DEFINITION: We call such efficient algorithms polynomial time algorithms.

Efficiency is a relative notion. It is true that some polynomial time algorithms are useless in practice, but generally a polynomial time algorithm is more efficient in practice than an algorithm that is not polynomial time. For example, an algorithm that is Θ(2N) is not a polynomial time algorithm.

A major goal of complexity theory is to distinguish problems that can be solved efficiently from those that cannot. Much is unknown, but some interesting results are known. To understand what is known, we have to begin by learning the vocabulary of the field:

DEFINITION: A decision problem is one that just outputs "yes" or "no", whatever be its input.

DEFINITION: A deterministic algorithm is one whose actions and outputs are completely determined by its input. When a deterministic algorithm is executed twice on the same input, it always performs exactly the same set of actions in the same sequence and produces the same output.

DEFINITION: P is the class of decision problems that can be solved by a deterministic polynomial time algorithm.

EXAMPLE: of a problem in P: Consider an algorithm that can input any undirected graph G with N nodes and output "yes" or "no", telling you whether or not G is connected. This problem can be solved with an O(N2) depth-first search.

CONVENTION: When we refer to a decision problem X, X is the set of inputs x such that the correct answer is "yes".

EXAMPLE: If X is the problem discussed above, of deciding whether an undirected graph G is connected, then we would use the convention that the set X is the set of all inputs representing connected undirected graphs.

DEFINITION: NP is a class of decision problems. A decision problem X is in NP if the following three conditions hold:
  1. There exists for each yes-instance x in X a "proof", q(x), of the fact that x is a yes-instance.

  2. There is a polynomial g(n) such that sizeOf(q(x)) is O(g(sizeOf(x))). (The storage taken up by the "proof" q(x) is not much bigger than the storage taken up by the input x itself.)

  3. There is a polynomial p(n) and an algorithm Al such that Al can input x and q(x), and decide whether x is in X in polynomial time p(sizeOf(q(x) + sizeOf(x)). (The proof can be checked in polynomial time.)

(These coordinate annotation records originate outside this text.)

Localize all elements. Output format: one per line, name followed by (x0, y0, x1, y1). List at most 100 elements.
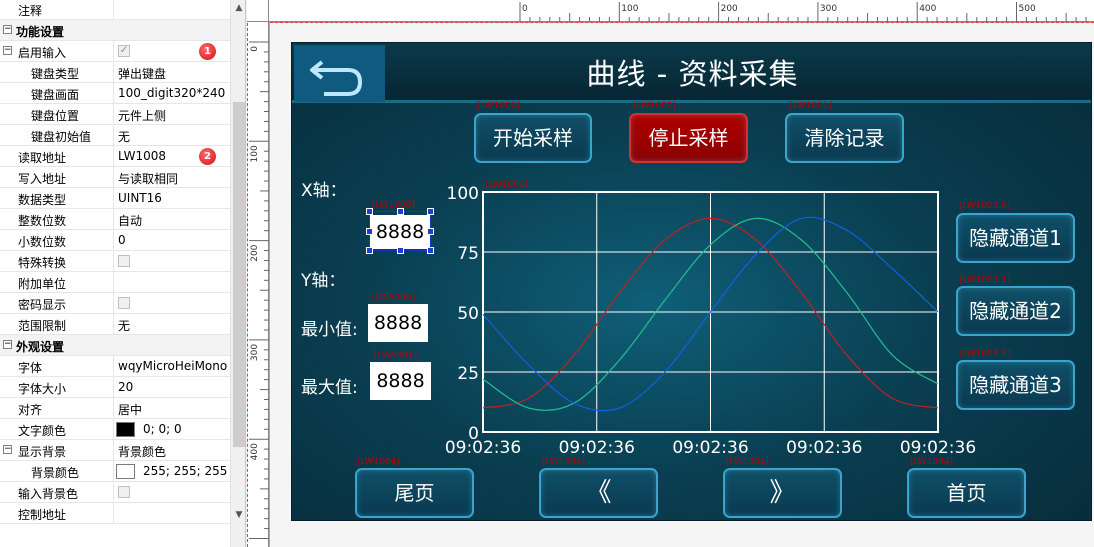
property-value[interactable]: 背景颜色 (118, 443, 166, 460)
property-row[interactable]: 密码显示 (0, 293, 230, 314)
ruler-label: 0 (522, 4, 528, 14)
property-value[interactable]: 100_digit320*240 (118, 86, 225, 100)
property-category[interactable]: − 外观设置 (0, 335, 230, 356)
property-value[interactable]: 自动 (118, 212, 142, 229)
property-row[interactable]: 读取地址 LW1008 (0, 146, 230, 167)
property-row[interactable]: − 显示背景 背景颜色 (0, 440, 230, 461)
min-value-input[interactable]: 8888 (368, 304, 428, 342)
property-row[interactable]: 键盘画面 100_digit320*240 (0, 83, 230, 104)
property-row[interactable]: 键盘初始值 无 (0, 125, 230, 146)
property-row[interactable]: 输入背景色 (0, 482, 230, 503)
property-value[interactable]: 0 (118, 233, 126, 247)
x-tick-label: 09:02:36 (445, 438, 521, 458)
property-row[interactable]: 数据类型 UINT16 (0, 188, 230, 209)
tag-last: [LW1004] (357, 457, 401, 467)
color-swatch[interactable] (116, 422, 135, 437)
property-checkbox[interactable] (118, 255, 130, 267)
property-row[interactable]: 键盘类型 弹出键盘 (0, 62, 230, 83)
color-swatch[interactable] (116, 464, 135, 479)
ruler-label: 300 (820, 4, 837, 14)
column-divider (113, 251, 114, 272)
property-value[interactable]: 弹出键盘 (118, 65, 166, 82)
property-scrollbar[interactable]: ▲ ▼ (230, 0, 245, 547)
max-value-input[interactable]: 8888 (370, 362, 431, 400)
property-row[interactable]: 控制地址 (0, 503, 230, 524)
y-tick-label: 75 (457, 244, 479, 264)
property-value[interactable]: LW1008 (118, 149, 166, 163)
ruler-label: 0 (250, 46, 260, 52)
resize-handle[interactable] (427, 228, 434, 235)
stop-sampling-button[interactable]: 停止采样 (629, 113, 748, 163)
resize-handle[interactable] (397, 208, 404, 215)
ruler-label: 300 (250, 344, 260, 361)
property-value[interactable]: 无 (118, 128, 130, 145)
property-row[interactable]: 注释 (0, 0, 230, 20)
previous-page-button[interactable]: 《 (539, 468, 658, 518)
property-value[interactable]: 255; 255; 255 (143, 464, 227, 478)
property-value[interactable]: 20 (118, 380, 133, 394)
resize-handle[interactable] (366, 228, 373, 235)
property-row[interactable]: 范围限制 无 (0, 314, 230, 335)
ruler-label: 100 (621, 4, 638, 14)
property-value[interactable]: 元件上侧 (118, 107, 166, 124)
property-row[interactable]: 整数位数 自动 (0, 209, 230, 230)
previous-page-label: 《 (585, 478, 612, 508)
last-page-button[interactable]: 尾页 (355, 468, 474, 518)
page-title: 曲线 - 资料采集 (586, 57, 799, 91)
scrollbar-thumb[interactable] (233, 102, 245, 447)
x-axis-label: X轴： (301, 181, 347, 201)
property-value[interactable]: 居中 (118, 401, 142, 418)
property-value[interactable]: 与读取相同 (118, 170, 178, 187)
back-button[interactable] (294, 45, 385, 102)
property-row[interactable]: 小数位数 0 (0, 230, 230, 251)
resize-handle[interactable] (366, 247, 373, 254)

EXAMPLE: The question of whether a given undirected graph contains a Hamiltonian cycle is NP, since the "proof" q(x) could be a list of edges of the graph G, comprising a Hamiltonian path. This proof would generally take up less space than the graph itself, and could be verified to be a Hamiltonian in polynomial time.

THEOREM: P is contained in NP.

PROOF: Suppose that X is in P. Let Al be a polynomial time algorithm that decides if x is in X. All one has to do is assign an arbitrary q(x), say q(x)=0, to each x in X. Then clearly conditions 1, and 2 of the definition of NP above are met. Condition 3 can be met merely by modifying Al slightly so that it will accept q(x)=0, in addition to x, as a part of its input. Then all Al has to do is what it did before: decide if x is in X. QED

As Brassard and Bratley say, the central open question is:

Is NP contained in P?

Evidently, no one has ever been able to answer that question. (If someone knows the answer the word hasn't gotten out in the scholarly community!)

Basically the question means this: Suppose we have a way to efficiently verify proposed solutions to a certain problem. Does that imply that there is an efficient way to find a solution to such a problem too?

Most people would conjecture that P <> NP. In other words they would guess that there are problems which are inherently difficult to solve but easy to check. Stated still another way, they think there must be problems which can be validated in polynomial time, but not solved in polynomial time. Nevertheless, there is no known proof of that conjecture.